1978 animated film directed by Ian Emes

The Oriental Nightfish is a 1978 animated film directed by Ian Emes which accompanies the Linda McCartney composition "The Oriental Nightfish". The film has a running time of 4m 30s and features animation by Ian Emes with the track "The Oriental Nightfish" performed by Wings, the band Linda and her husband Paul McCartney were members of.

== Creation ==
In 2010, Emes commented:

I got pissed off whisky and put the music on as loud as it would go, and lay on my back in the living room and let it wash over me. The whisky did indeed help, and I came up with this weird idea where alien forces enter this building where someone who looks like Linda McCartney plays a Gothic Expressionistic Wurlitzer. This woman with blonde hair is penetrated, got naked and inhabited by the alien force, then she's replicated, before becoming a comet that explodes. The film was a bit weird, scary and a little bit sexual. Yet it was later put on Paul McCartney's Rupert The Bear video for children. The kids who watched it years ago are now in their 20s, and they've set up an internet site called The Oriental Nightfish Haunted My Childhood. I guess it freaked them out and opened their imagination.

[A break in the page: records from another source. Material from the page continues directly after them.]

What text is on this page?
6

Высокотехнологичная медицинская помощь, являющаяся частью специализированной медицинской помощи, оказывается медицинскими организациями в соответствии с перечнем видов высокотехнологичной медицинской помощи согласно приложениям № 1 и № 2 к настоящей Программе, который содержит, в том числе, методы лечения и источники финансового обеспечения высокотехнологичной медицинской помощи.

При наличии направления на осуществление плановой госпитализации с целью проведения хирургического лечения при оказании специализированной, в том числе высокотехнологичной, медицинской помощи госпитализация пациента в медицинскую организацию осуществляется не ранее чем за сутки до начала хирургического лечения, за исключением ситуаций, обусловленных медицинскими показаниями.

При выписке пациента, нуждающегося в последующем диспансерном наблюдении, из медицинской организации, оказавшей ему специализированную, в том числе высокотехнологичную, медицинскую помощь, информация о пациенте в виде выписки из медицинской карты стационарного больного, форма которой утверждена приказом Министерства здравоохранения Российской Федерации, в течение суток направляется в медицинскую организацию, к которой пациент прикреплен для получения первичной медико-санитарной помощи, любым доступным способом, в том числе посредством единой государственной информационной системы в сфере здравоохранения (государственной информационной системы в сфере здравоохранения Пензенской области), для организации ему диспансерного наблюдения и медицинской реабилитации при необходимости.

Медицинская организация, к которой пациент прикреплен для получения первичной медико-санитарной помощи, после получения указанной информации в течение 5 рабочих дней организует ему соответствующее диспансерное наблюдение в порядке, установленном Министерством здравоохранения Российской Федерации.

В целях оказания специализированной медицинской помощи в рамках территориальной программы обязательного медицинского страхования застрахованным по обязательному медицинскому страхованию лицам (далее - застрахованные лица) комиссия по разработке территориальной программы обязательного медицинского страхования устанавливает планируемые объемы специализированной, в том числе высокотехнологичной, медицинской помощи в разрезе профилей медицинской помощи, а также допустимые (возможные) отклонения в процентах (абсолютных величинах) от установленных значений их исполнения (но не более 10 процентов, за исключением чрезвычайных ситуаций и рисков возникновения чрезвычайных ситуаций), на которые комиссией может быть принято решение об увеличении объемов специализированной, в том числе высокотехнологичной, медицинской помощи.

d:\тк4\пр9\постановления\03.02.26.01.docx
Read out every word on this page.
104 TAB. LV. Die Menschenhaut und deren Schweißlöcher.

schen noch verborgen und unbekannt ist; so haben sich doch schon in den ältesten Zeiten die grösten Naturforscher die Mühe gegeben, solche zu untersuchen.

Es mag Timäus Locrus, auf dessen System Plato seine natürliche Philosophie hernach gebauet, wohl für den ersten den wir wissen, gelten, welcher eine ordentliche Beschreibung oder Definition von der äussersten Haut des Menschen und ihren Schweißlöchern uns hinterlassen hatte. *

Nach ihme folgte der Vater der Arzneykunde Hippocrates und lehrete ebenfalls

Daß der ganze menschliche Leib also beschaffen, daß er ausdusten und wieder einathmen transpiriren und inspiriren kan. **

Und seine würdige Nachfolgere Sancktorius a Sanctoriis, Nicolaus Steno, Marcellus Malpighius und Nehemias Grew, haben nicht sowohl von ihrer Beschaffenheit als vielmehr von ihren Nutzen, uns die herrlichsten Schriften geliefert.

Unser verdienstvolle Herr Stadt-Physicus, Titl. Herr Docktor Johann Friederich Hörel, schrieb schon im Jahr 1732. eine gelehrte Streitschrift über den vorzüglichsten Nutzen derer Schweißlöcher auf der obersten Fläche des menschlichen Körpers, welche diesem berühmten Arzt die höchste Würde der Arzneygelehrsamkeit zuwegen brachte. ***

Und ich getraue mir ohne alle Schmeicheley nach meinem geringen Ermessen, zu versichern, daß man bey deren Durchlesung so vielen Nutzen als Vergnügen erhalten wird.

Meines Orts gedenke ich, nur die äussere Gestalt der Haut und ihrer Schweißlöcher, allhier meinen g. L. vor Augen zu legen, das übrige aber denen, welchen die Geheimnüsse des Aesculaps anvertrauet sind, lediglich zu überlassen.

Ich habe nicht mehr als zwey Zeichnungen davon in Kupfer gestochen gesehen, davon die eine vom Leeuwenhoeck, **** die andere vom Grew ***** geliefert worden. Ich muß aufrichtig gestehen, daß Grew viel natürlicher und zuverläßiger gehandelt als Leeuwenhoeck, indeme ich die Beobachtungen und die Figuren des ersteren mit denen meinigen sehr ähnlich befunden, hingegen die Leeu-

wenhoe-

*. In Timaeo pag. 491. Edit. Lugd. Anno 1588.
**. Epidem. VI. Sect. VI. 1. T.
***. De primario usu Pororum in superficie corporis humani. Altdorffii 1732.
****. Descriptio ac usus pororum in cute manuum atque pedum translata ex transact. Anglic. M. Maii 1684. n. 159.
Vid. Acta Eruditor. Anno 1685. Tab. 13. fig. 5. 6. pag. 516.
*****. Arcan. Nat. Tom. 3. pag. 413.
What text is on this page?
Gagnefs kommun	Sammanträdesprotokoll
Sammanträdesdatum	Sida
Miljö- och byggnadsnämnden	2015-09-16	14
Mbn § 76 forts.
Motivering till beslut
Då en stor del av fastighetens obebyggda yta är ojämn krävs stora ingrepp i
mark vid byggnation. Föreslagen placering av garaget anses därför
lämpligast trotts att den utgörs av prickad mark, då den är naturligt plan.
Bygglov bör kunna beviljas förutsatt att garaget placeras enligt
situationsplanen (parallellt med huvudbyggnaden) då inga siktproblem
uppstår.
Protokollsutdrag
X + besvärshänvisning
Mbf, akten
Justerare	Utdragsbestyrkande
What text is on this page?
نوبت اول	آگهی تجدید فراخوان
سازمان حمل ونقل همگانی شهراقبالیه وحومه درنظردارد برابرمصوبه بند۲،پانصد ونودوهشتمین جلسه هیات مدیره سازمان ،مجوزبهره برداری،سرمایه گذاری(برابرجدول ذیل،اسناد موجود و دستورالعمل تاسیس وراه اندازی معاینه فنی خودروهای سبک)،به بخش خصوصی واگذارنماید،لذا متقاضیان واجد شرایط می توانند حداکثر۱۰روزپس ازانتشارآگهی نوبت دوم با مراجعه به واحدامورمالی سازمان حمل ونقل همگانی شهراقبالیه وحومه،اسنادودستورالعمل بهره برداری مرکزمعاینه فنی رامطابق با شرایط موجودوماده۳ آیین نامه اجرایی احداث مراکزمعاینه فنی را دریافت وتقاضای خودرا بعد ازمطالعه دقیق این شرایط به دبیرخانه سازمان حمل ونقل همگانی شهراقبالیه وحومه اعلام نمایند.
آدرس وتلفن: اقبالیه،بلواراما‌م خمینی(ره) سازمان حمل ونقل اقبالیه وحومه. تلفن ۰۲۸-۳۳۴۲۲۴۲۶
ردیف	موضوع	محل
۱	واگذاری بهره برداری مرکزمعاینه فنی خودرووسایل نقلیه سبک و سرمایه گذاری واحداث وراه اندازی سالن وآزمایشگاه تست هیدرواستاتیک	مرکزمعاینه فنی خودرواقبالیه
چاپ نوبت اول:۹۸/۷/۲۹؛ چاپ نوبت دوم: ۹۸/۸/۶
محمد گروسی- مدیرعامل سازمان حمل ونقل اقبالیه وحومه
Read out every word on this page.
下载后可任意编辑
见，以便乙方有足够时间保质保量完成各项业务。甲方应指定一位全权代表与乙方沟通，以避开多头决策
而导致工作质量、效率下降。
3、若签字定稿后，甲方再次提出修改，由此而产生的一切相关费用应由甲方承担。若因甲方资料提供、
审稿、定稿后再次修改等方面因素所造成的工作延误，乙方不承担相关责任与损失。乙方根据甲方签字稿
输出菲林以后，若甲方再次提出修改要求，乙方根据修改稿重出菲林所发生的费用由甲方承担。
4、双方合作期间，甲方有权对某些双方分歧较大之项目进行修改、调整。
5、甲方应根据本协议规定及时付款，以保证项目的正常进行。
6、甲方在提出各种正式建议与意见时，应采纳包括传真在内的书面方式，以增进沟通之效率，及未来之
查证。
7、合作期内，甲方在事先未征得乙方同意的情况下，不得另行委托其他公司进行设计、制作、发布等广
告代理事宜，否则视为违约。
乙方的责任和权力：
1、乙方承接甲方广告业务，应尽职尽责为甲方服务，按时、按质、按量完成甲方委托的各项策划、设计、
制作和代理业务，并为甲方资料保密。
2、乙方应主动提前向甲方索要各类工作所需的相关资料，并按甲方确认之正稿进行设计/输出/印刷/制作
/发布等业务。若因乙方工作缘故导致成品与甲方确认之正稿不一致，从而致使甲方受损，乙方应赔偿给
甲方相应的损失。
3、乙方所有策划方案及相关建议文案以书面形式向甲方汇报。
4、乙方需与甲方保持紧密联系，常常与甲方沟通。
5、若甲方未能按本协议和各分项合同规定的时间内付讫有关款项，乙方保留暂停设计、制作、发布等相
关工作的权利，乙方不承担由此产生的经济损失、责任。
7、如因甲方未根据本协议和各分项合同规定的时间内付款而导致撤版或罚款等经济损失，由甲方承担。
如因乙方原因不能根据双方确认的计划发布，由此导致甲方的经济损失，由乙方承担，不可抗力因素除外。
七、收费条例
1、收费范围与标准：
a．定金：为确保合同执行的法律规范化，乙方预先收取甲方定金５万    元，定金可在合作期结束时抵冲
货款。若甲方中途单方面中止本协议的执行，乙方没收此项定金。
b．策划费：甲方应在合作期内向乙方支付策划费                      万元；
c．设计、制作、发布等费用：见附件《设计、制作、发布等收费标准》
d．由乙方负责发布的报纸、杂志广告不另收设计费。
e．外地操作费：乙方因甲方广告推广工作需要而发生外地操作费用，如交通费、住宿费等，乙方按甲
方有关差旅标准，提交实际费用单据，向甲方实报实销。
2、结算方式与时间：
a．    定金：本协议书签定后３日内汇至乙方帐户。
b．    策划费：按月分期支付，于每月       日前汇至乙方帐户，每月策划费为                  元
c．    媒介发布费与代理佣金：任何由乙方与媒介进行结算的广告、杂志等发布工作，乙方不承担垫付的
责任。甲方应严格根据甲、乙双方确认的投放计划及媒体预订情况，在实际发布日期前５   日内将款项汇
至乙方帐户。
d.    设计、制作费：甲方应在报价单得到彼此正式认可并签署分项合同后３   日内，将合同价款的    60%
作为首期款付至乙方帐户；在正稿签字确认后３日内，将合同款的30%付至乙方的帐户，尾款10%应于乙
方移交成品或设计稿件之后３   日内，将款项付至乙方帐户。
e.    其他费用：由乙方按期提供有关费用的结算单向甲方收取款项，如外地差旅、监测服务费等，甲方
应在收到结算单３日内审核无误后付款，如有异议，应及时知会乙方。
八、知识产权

The Facebook group 'Oriental Nightfish Haunted My Childhood' began in 2008.

==Personnel==
- Linda McCartney – lead vocals, electric piano, moog synthesizer
- Paul McCartney – bass, guitar, drums, mellotron
- Denny Laine – flute

==Availability==
After being widely bootlegged as a Beatles-adjacent recording, the track "Oriental Nightfish" was released in 1998 on a compilation of songs sung and/or written by Linda McCartney, Wide Prairie, following her death earlier that year.

The video for "The Oriental Nightfish" was made available on the VHS release of Rupert and the Frog Song. However, the DVD Tales of Wonder: Music and Animation Classics (2004) (also released as Paul McCartney's Music and Animation Collection) does not contain it.